First off, I need to set up an estimator $\hat{n}$ for $n$, for which I used: $$\hat{n}=\max{x_i}$$ So in this case $\hat{n}$ would be $8$. Is this considered to be a good estimator for n? Are there any others I could consider?
Also, since I only have an estimated value for $n$, am I correct to say that $$\hat{p}=\dfrac{X}{\hat{n}k}$$ where k is the number of tests (in this case 7), is a biased estimator? This estimator value for the above data-set would be: $$\hat{p}=\frac{5+6+2+6+3+6+8}{8\cdot7}\approx0.643$$
Why not use maximum likelihood estimators? For $N$ i.i.d. observations $x=(x_1,\ldots,x_N)$ with mean $$\bar x=\frac1N\sum_{k=1}^Nx_k$$ the likelihood of the sample $x$ with respect to the binomial $(n,p)$ distribution is $$L(n,p)=c_n(x)p^{N\bar x}(1-p)^{nN-N\bar x}$$ where $$c_n(x)=\prod_{k=1}^N{n\choose x_k}$$ Optimizing $L(n,p)$ with respect to $p$ yields $$\hat p=\frac{\bar x}n$$ hence one is left with optimizing $L(n,\hat p)={\bar x}^{N\bar x}\ell(n)$ over $n$, with $$\ell(n)=c_n(x)n^{-nN}(n-\bar x)^{nN-N\bar x}$$ which can be maximized numerically.
For $x=(5,6,2,6,3,6,8)$, one gets $$N=7\qquad\bar x=\frac{36}7$$ and the plots of $\ell(n)$ shown below indicate a maximum located at $n=14$.

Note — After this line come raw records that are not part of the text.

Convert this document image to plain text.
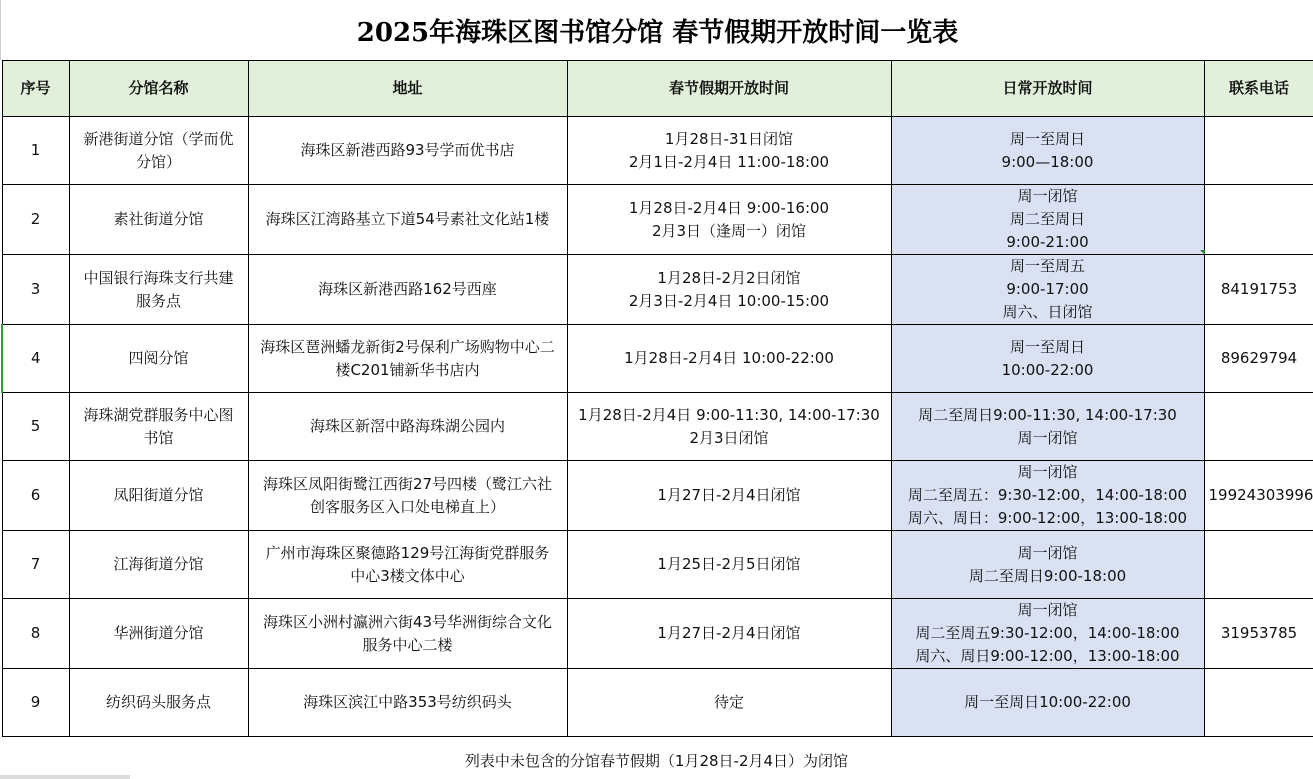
2025年海珠区图书馆分馆 春节假期开放时间一览表
序号	分馆名称	地址	春节假期开放时间	日常开放时间	联系电话
1	新港街道分馆（学而优
分馆）	海珠区新港西路93号学而优书店	1月28日-31日闭馆
2月1日-2月4日 11:00-18:00	周一至周日
9:00—18:00	

2	素社街道分馆	海珠区江湾路基立下道54号素社文化站1楼	1月28日-2月4日 9:00-16:00
2月3日（逢周一）闭馆	周一闭馆
周二至周日
9:00-21:00	

3	中国银行海珠支行共建
服务点	海珠区新港西路162号西座	1月28日-2月2日闭馆
2月3日-2月4日 10:00-15:00	周一至周五
9:00-17:00
周六、日闭馆	84191753
4	四阅分馆	海珠区琶洲蟠龙新街2号保利广场购物中心二
楼C201铺新华书店内	1月28日-2月4日 10:00-22:00	周一至周日
10:00-22:00	89629794
5	海珠湖党群服务中心图
书馆	海珠区新滘中路海珠湖公园内	1月28日-2月4日 9:00-11:30, 14:00-17:30
2月3日闭馆	周二至周日9:00-11:30, 14:00-17:30
周一闭馆	

6	凤阳街道分馆	海珠区凤阳街鹭江西街27号四楼（鹭江六社
创客服务区入口处电梯直上）	1月27日-2月4日闭馆	周一闭馆
周二至周五：9:30-12:00，14:00-18:00
周六、周日：9:00-12:00，13:00-18:00	19924303996
7	江海街道分馆	广州市海珠区聚德路129号江海街党群服务
中心3楼文体中心	1月25日-2月5日闭馆	周一闭馆
周二至周日9:00-18:00	

8	华洲街道分馆	海珠区小洲村瀛洲六街43号华洲街综合文化
服务中心二楼	1月27日-2月4日闭馆	周一闭馆
周二至周五9:30-12:00，14:00-18:00
周六、周日9:00-12:00，13:00-18:00	31953785
9	纺织码头服务点	海珠区滨江中路353号纺织码头	待定	周一至周日10:00-22:00	

列表中未包含的分馆春节假期（1月28日-2月4日）为闭馆
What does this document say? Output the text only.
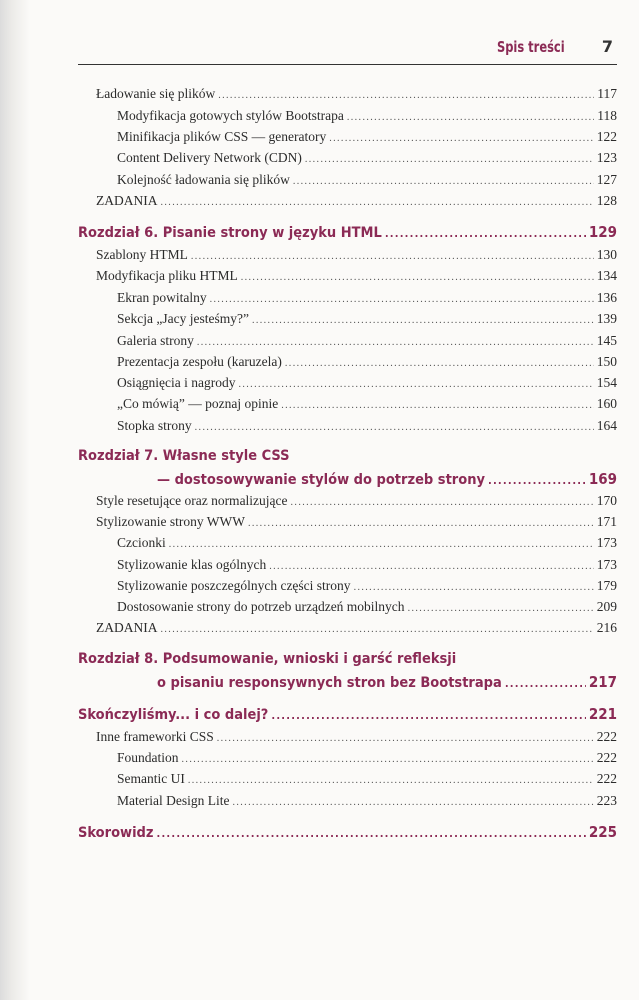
Spis treści 7
Ładowanie się plików .....	117
Modyfikacja gotowych stylów Bootstrapa .....	118
Minifikacja plików CSS — generatory .....	122
Content Delivery Network (CDN) .....	123
Kolejność ładowania się plików .....	127
ZADANIA .....	128
Rozdział 6. Pisanie strony w języku HTML .....	129
Szablony HTML .....	130
Modyfikacja pliku HTML .....	134
Ekran powitalny .....	136
Sekcja „Jacy jesteśmy?” .....	139
Galeria strony .....	145
Prezentacja zespołu (karuzela) .....	150
Osiągnięcia i nagrody .....	154
„Co mówią” — poznaj opinie .....	160
Stopka strony .....	164
Rozdział 7. Własne style CSS
— dostosowywanie stylów do potrzeb strony .....	169
Style resetujące oraz normalizujące .....	170
Stylizowanie strony WWW .....	171
Czcionki .....	173
Stylizowanie klas ogólnych .....	173
Stylizowanie poszczególnych części strony .....	179
Dostosowanie strony do potrzeb urządzeń mobilnych .....	209
ZADANIA .....	216
Rozdział 8. Podsumowanie, wnioski i garść refleksji
o pisaniu responsywnych stron bez Bootstrapa .....	217
Skończyliśmy... i co dalej? .....	221
Inne frameworki CSS .....	222
Foundation .....	222
Semantic UI .....	222
Material Design Lite .....	223
Skorowidz .....	225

This points at selecting the binomial distribution $(n,p)$ with $$n=14\qquad p=\frac{18}{49}\approx0.367$$ rather than your suggestion $n=8$ and $p\approx0.643$, for a reduced likelihood $\ell(14)=1.392\cdot10^{-32}$ rather than $\ell(8)\approx6.77\cdot10^{-33}$.